The interior of the 2008 Porsche Cayenne Turbo is generally well laid out with simple, classy appointments and materials, including the leather-covered cowl and door panels, and the silvery matte trim on the steering wheel and dash. Its PCM technology module is less impressive, however.
The Cayenne Turbo's tiptronic gearbox can be shifted using the shifter or by notching one of the two plastic thumb-shifted paddles on either side of the steering wheel. We found shifting with the small steering-wheel-mounted thumb shifters to be more hassle than it was worth.
The Turbo version of the Cayenne is distinguishable by the two power domes on its hood, as well as by its oversize front grille, which allows the car to suck in the air required for its intercooled twin turbochargers.
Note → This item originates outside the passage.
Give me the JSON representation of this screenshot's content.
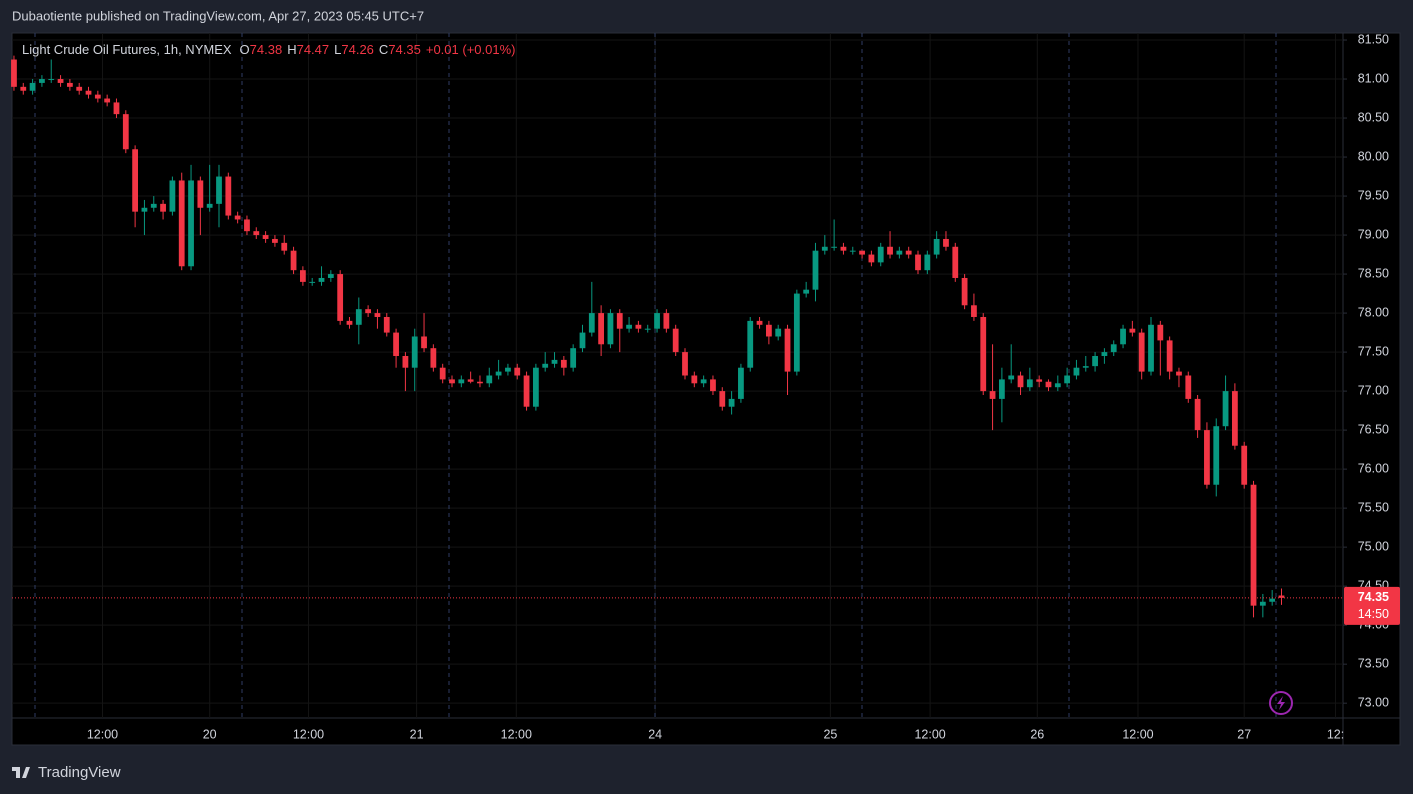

The Cayenne Turbo features a full-color LCD display in the center of the instrument cluster, which shows arrows based on upcoming turns for navigation route guidance as well as basic trip and systems information.
The Cayenne Turbo demonstrates some impressive driving dynamics in cornering, especially with the optional Porsche Dynamic Chassis Control (PDCC) system and suspension both set to set to Sport mode. Drivers can configure drive mode, ride height, and suspension settings using controls in the center console.
The Porsche navigation interface comprises a bunch of black-plastic hard buttons surrounding a small, non-touch-screen display set low in the dash. Destinations must be entered using a spindly, push-in/rotary knob to the right of the screen, which can be used to input place names just one letter at a time. We found programming the system to be time-consuming and unintuitive.
With its formidable on-track and off-road credentials, Porsche's SUV is one of the few cars that can truly claim to be sporty and utilitarian: the 5,600-pound behemoth can shift itself from standing to 60 mph in the same time as a Porsche Carrera coupe, and (separately) can tow as much trailer weight as a Land Rover LR3.